Che risposta si è dato?

“Sono rimasto colpito dall’attenzione e dal pensiero fatto da parte della società. Inizialmente ho pensato anche a Modena, perché non volevo lasciarla. Al di là della società in cui sono cresciuto, in cui ho vissuto per moltissimi anni, il pensiero è andato a ciò che mi ha dato tanto e che avrei dovuto lasciare. Ho un’offerta biennale a Osaka, segno che il progetto è lungo e che la volontà di fare bene c’è tutta”.

So che troverà un giocatore che già conosce.

“Sì, Matt Anderson. Saremo compagni di squadra e potremo fare assieme una bella stagione”.

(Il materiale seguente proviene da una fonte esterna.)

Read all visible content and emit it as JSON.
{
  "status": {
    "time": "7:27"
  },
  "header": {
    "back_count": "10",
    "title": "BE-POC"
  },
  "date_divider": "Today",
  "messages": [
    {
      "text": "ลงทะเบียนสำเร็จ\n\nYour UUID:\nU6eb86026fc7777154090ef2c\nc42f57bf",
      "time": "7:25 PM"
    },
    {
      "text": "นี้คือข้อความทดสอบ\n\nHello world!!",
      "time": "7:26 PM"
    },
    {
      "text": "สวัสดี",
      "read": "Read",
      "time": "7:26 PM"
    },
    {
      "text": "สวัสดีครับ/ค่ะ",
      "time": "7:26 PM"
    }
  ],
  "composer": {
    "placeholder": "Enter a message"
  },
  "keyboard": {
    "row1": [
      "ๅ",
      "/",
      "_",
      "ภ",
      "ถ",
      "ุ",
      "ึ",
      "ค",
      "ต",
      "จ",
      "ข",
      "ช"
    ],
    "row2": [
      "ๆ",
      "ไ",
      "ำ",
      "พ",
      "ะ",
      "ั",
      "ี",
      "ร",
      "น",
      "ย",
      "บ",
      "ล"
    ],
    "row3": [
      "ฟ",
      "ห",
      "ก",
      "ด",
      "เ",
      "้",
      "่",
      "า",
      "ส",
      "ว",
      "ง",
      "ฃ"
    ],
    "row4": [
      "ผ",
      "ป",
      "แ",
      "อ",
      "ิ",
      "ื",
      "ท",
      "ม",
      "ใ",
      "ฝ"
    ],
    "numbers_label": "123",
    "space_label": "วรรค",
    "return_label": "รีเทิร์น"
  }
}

Anderson e Rinaldi. Possiamo fare delle similitudini?

“Mi dica”.

La pallavolo giapponese vive di simbolismo, un po’ come tutta la cultura. Penso ai vostri due volti. C’è tanto marketing. Siete molto belli, siete due volti innocenti, siete un po’ uno stereotipo occidentale. Il volley un po’ pop vende biglietti?

“Sicuramente faremo clamore. Se parliamo di canoni estetici, rappresentiamo forse qualcosa di pulizia e trasparenza, non so quanto questo conti. Sono un popolo molto devoto alla pallavolo, molto attento, che esprime con moderazione ed educazione la propria gratitudine e il proprio affetto e simpatia nei confronti degli atleti”.

L’emozione c’è?

“C’è curiosità. Partirò ad agosto e sarò solo in questa prima fase. Se mi vuole chiedere quanta paura ho della solitudine, del fatto che sarò dall’altra parte del mondo per la prima volta per così tanto tempo, le dico che dovrò imparare a gestire tutto, ma sono fiducioso. Papà e mamma sono stati determinanti e mi hanno lasciato libero, senza il rimpianto di non avermi più a Modena a due passi da casa”.

Rinaldi, mi fa specie vederla diventare così grande.

“Sono cresciuto anche io. Questa è una grande occasione arrivata nel momento giusto”.